Don't attempt to "just miss" wires, but give them a wide berth. Judgement of distance can be very difficult.
If you have to takeoff or land over wires, your main defence is a thorough understanding of the performance and capabilities of both your aircraft and yourself. Microlight pilots, in particular, need this skill for outlandings.
Electric fences used by farmers for grazing control can be extremely hard to spot. While some types of wire and standards used are brightly coloured they can still be virtually invisible to the pilot until very near.
Probably the easiest indication of the possible presence of an electric fence are variations in the colour of the surface of the paddock as it is grazed down. From the air this is readily apparent, but of course, only after stock have been grazing for some time.
Beware of support wires for aerials which can be anchored quite some distance from the structure itself.
Illegal? You Bet!!! In flight we rely primarily on our sight to tel us which way in relation to the ground we are orientated. Take away our visual reference to the ground and even our balance sensing inner ear mechanism is of no use whatsoever.
In an aircraft with three dimensional movement, without the help of visual contact with the ground, our brain gives us completely false sensations of "which way is up" (known as vertigo).
The microlight pilot who flies into cloud is suddenly enveloped in a damp, grey, featureless environment, and visual contact with the ground is lost. In a very short time (seconds) the pilot will be misinformed by his senses as to which way is up, and will move the controls according to this false impression, leading to erratic and uncontrolled flight. This could easily lead to overstressing of the airframe.
No matter how good you think your sense of balance may be, nor how experienced a pilot you are, the reality of vertigo is that you WILL suffer from it. Even pilots of suitably equipped larger aircraft in instrument conditions sometimes feel quite sure their instruments are wrong. Their senses tell them one thing, while the instruments, functioning perfectly, tell the undisputed truth.
Don't kid yourself that your microlights' inherent stability will keep things on an even keel until you emerge from the cloud. The interior of some clouds is violently turbulent with rain, hail, airframe icing and lightening.
Sometimes, when flying in reduced visibility, such as too close to cloud base or in light fog or rain, it is possible to see quite clearly downwards, while forward vision is badly obscured. The dangers here are obvious, and pilots should remember to judge their visibility with this in mind. See Aviation Law section for microlight visibility requirements.
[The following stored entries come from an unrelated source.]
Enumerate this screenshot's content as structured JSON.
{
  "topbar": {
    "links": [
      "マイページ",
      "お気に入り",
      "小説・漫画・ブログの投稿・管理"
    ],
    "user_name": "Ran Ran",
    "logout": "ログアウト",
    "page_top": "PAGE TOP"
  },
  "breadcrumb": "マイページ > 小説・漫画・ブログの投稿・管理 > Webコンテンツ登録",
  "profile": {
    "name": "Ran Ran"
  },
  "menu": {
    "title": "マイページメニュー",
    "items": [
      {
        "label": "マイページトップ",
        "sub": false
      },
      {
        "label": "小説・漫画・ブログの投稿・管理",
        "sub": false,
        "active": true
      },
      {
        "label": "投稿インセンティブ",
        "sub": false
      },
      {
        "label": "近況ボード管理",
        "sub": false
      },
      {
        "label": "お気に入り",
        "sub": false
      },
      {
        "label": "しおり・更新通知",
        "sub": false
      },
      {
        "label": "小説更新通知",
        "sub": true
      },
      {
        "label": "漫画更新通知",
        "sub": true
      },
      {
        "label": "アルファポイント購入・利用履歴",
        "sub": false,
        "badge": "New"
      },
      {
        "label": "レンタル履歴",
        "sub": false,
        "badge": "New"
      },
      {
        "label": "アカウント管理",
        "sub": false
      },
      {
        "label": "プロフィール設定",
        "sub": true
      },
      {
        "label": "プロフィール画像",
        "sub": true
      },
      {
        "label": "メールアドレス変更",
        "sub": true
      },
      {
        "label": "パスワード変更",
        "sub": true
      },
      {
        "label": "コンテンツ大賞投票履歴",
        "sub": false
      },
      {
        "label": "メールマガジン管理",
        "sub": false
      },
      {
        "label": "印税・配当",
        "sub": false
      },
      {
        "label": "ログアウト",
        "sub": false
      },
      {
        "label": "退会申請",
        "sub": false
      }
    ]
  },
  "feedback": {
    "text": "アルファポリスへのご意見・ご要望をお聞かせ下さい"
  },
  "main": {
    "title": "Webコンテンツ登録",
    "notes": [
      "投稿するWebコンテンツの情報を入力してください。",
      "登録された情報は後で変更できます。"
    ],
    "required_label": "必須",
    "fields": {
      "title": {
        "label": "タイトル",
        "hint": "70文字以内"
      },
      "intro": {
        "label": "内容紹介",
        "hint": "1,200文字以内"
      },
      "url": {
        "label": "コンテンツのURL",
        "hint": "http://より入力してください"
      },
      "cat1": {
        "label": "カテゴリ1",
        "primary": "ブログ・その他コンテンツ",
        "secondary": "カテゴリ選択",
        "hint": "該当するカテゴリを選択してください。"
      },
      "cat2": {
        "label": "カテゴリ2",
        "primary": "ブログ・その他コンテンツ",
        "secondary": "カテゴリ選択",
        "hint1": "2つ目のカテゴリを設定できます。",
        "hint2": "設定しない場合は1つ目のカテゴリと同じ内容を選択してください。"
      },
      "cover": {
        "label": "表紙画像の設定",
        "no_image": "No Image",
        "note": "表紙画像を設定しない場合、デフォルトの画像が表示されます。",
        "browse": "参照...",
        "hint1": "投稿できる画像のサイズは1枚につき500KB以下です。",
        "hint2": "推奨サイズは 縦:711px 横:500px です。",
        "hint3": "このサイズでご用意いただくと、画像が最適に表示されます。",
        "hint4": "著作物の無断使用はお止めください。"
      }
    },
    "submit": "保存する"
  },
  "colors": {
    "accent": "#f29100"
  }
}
Night flying in microlights is also illegal of course, with obvious vertigo and navigation problems.
While no pilot hopefully would be fool enough to contemplate a night flight, there may be, on occasions, times when a flight has been badly misjudged and landing takes place near darkness.
The hours of morning and evening civil twilight are in tables in the A.I.P. planning manual. One of the problems of landing in partial darkness is that depth perception suffers, making it difficult to judge the last phase of the landing.
Remember that an overcast sky can effectively bring forward the onset of darkness quite considerably.
The hours of darkness are from after Evening Civil Twilight (ECT) to Morning Civil Twilight (MCT). These are published in the Visual Flight Guide (VFG).